Such is the case of Black Wail, a New Jersey rock act that combine an impressive amount of metal sub-genres into an intriguing musical stew, mixing sonic elements in irreverent and rewarding ways.
And on their latest release, the six-track EP Chromium Homes (out December 15th on Rhyme and Reason Records), the group conjure a wormhole of sound any adventurous metal fan would be giddy to get sucked up into.
Opener They offers a deep dish of 70’s era Sabbath, topped off with Hammond organ used to great psychedelic effect.
Thee Ghost combines sludge, thrash and prog rock with soulful vocals, an unholy union that pays off in spades, while the title track (a reference to Jersey City industrial waste) is appropriately sludgy, adding Southern Rock dual guitar harmonies and more musical transitions than most bands manage in an entire full-length album.

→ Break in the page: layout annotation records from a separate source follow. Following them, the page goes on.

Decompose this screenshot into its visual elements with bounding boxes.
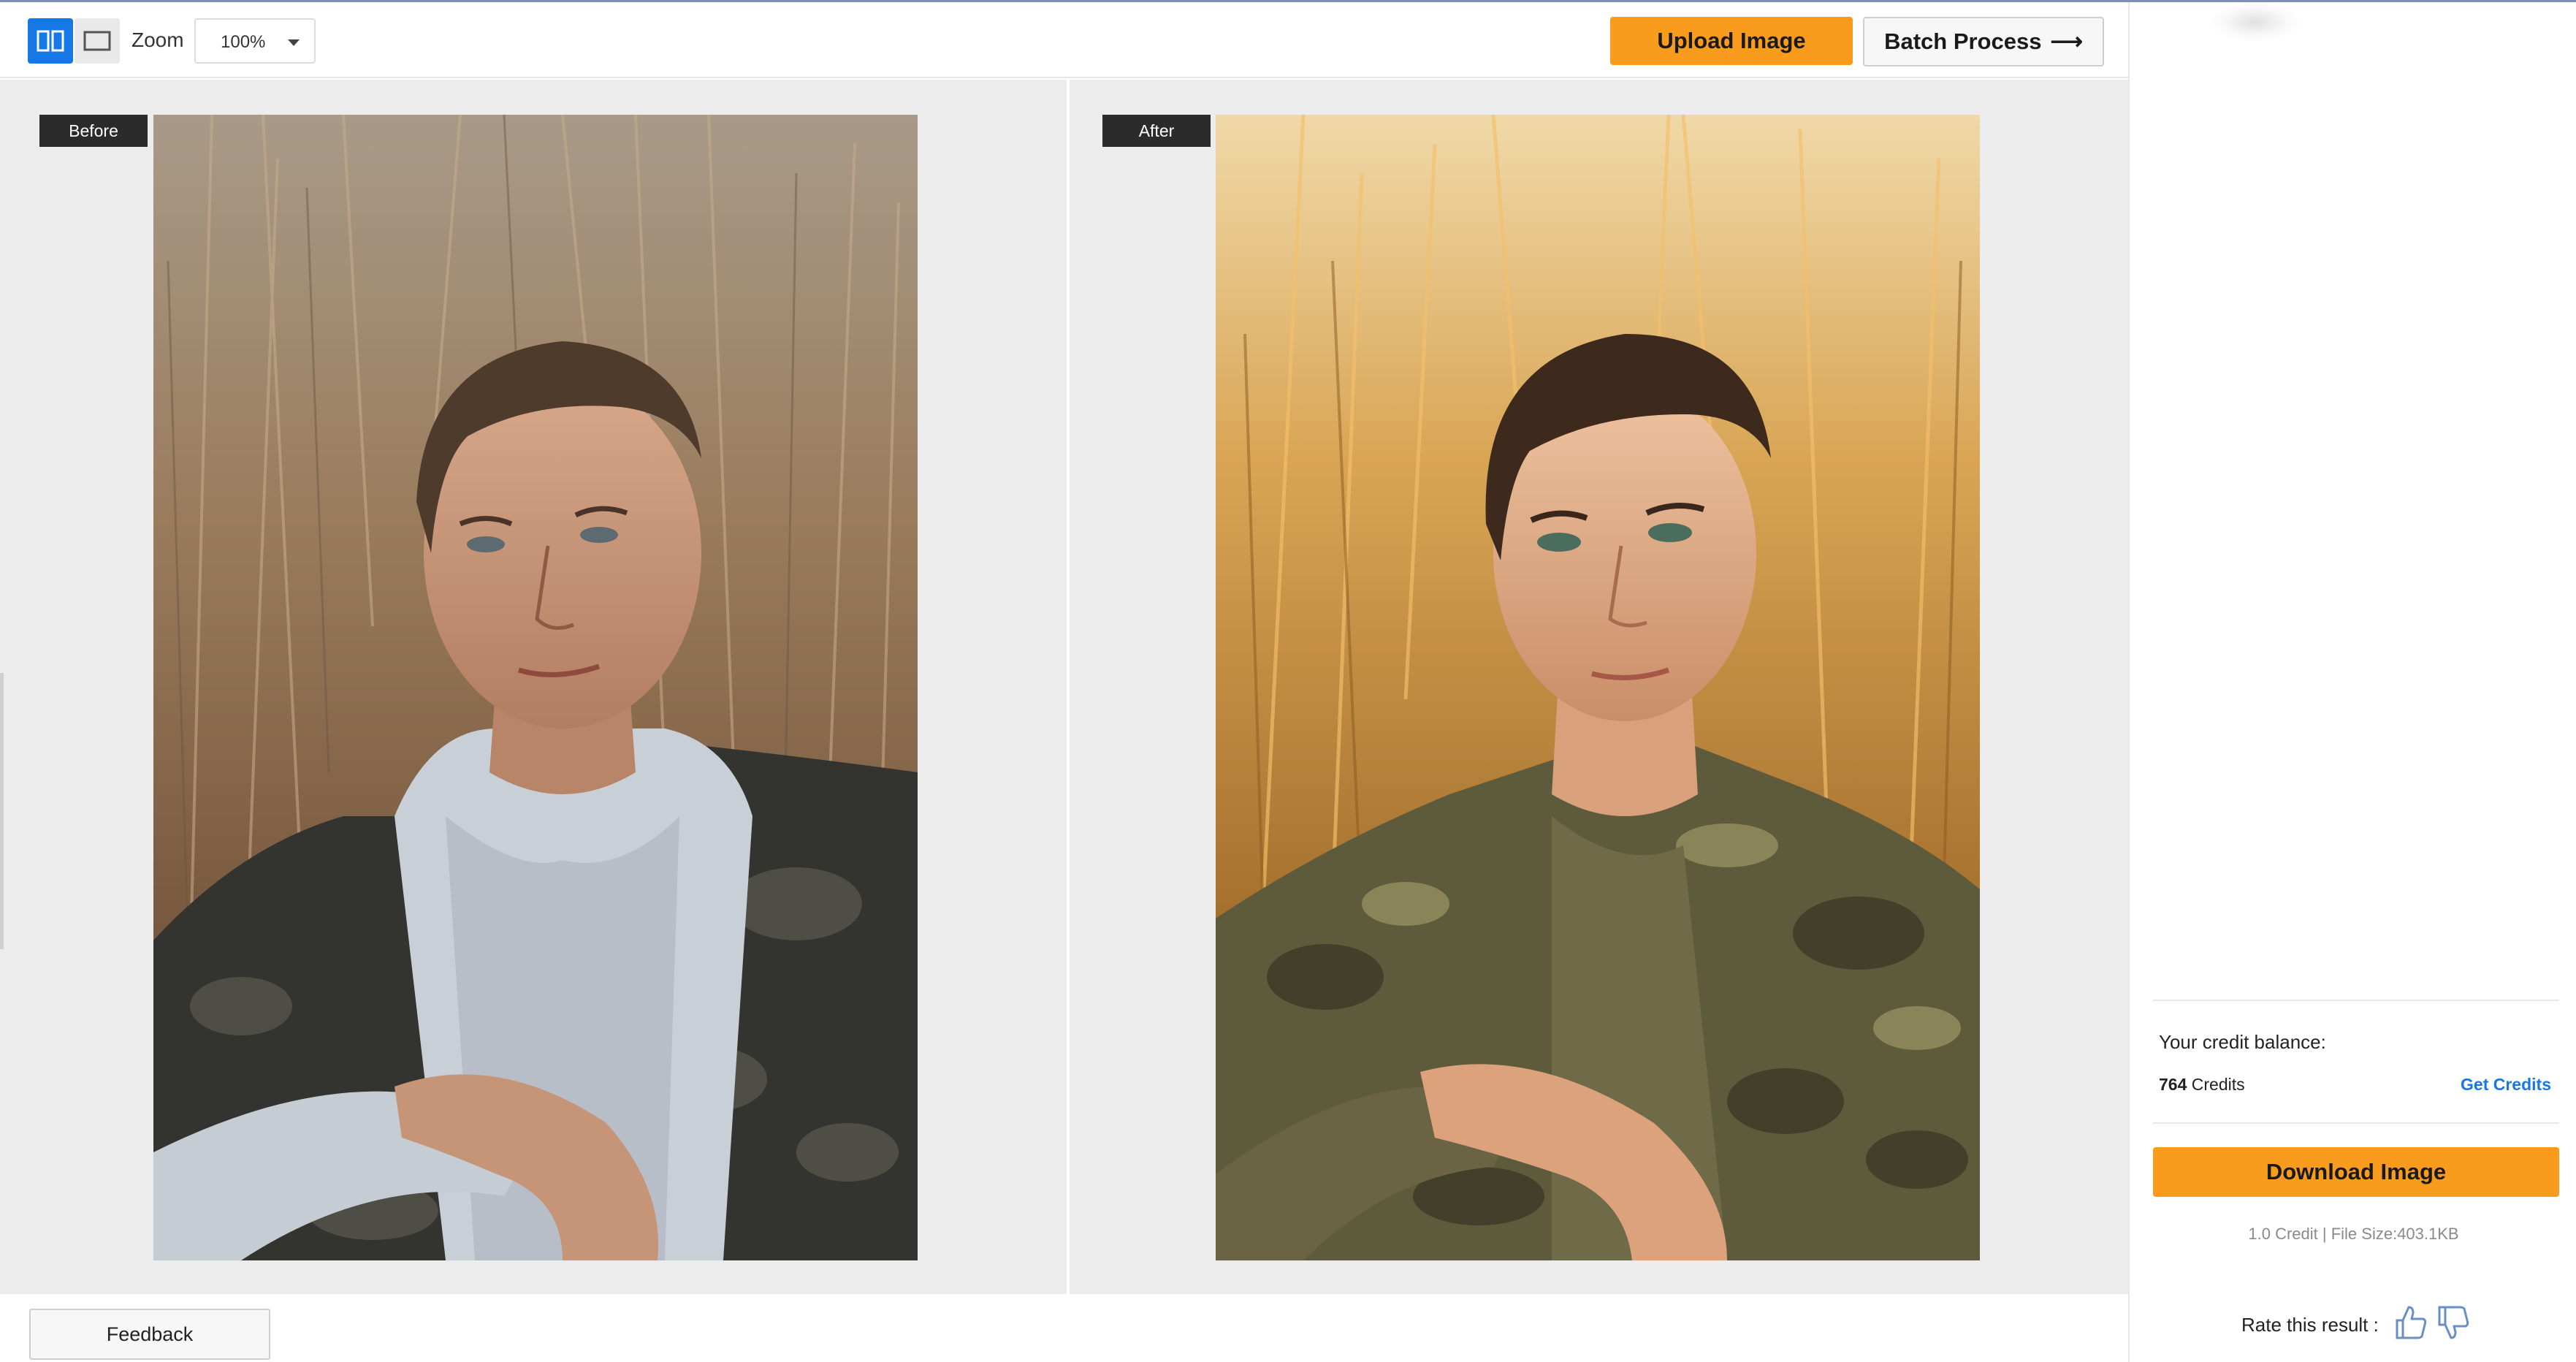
feedback-button[interactable]: Feedback: [29, 1309, 270, 1360]
chevron-down-icon: [288, 39, 300, 46]
before-panel: Before: [0, 80, 1067, 1294]
footer: Feedback: [0, 1294, 2128, 1362]
single-view-button[interactable]: [75, 18, 120, 64]
after-label: After: [1102, 115, 1211, 147]
after-image: [1216, 115, 1980, 1260]
split-view-icon: [37, 30, 64, 52]
blurred-avatar: [2211, 2, 2299, 42]
split-view-button[interactable]: [28, 18, 73, 64]
divider: [2153, 1000, 2559, 1001]
file-info: 1.0 Credit | File Size:403.1KB: [2248, 1225, 2459, 1243]
credit-count-value: 764: [2159, 1075, 2187, 1094]
before-image: [153, 115, 918, 1260]
download-image-button[interactable]: Download Image: [2153, 1147, 2559, 1197]
single-view-icon: [83, 31, 111, 51]
zoom-select[interactable]: 100%: [194, 18, 316, 64]
batch-process-button[interactable]: Batch Process ⟶: [1863, 17, 2104, 66]
credit-count: 764 Credits: [2159, 1075, 2245, 1095]
arrow-right-icon: ⟶: [2050, 28, 2083, 54]
before-label: Before: [39, 115, 148, 147]
sidebar: Your credit balance: 764 Credits Get Cre…: [2131, 2, 2576, 1362]
upload-image-button[interactable]: Upload Image: [1610, 17, 1853, 65]
thumbs-up-button[interactable]: [2393, 1303, 2429, 1342]
divider: [2153, 1122, 2559, 1124]
credit-unit: Credits: [2187, 1075, 2245, 1094]
batch-process-label: Batch Process: [1884, 28, 2042, 54]
after-panel: After: [1070, 80, 2128, 1294]
credit-balance-label: Your credit balance:: [2159, 1031, 2326, 1053]
thumbs-up-icon: [2396, 1306, 2427, 1339]
zoom-value: 100%: [221, 32, 266, 52]
workspace: Zoom 100% Upload Image Batch Process ⟶ B…: [0, 2, 2130, 1362]
thumbs-down-button[interactable]: [2435, 1303, 2472, 1342]
toolbar: Zoom 100% Upload Image Batch Process ⟶: [0, 2, 2128, 78]
thumbs-down-icon: [2438, 1306, 2469, 1339]
zoom-label: Zoom: [132, 28, 184, 51]
rate-result-label: Rate this result :: [2241, 1314, 2379, 1336]
get-credits-link[interactable]: Get Credits: [2461, 1075, 2551, 1095]
panel-scroll-indicator[interactable]: [0, 673, 4, 949]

That’s what makes Chromium Homes such a blast. It’s clear that Black Wail are a jam band at heart, and their Frankenstein stitched together sound is wonderfully unpredictable. Take Dead Man’s Hand, which mixes thrash riffing and screamed vocals with instrumental passages that recall horror scores like Phantasm and Suspiria.
Radioactive Mutation is another hard to classify, yet absolutely badass song that recalls vintage Alice Cooper and Blue Oyster Cult before shifting to New Wave keyboards. Its crazy quilt construction suggests another eclectic New Jersey outfit, Monster Magnet, and I mean that in the best way possible.
Chromium Homes ends on an fittingly oddball outro, a cover of The Beatles’ Norwegian Wood, mutating it from its genteel 60’s psych origins to a bludgeoning doom metal dirge.
2017 has been an absolute beast of a year, making Black Wail’s escapist elements irresistible. If you like your rock fun, weird and full of left turns, Chromium Homes is prime musical real estate for your ears.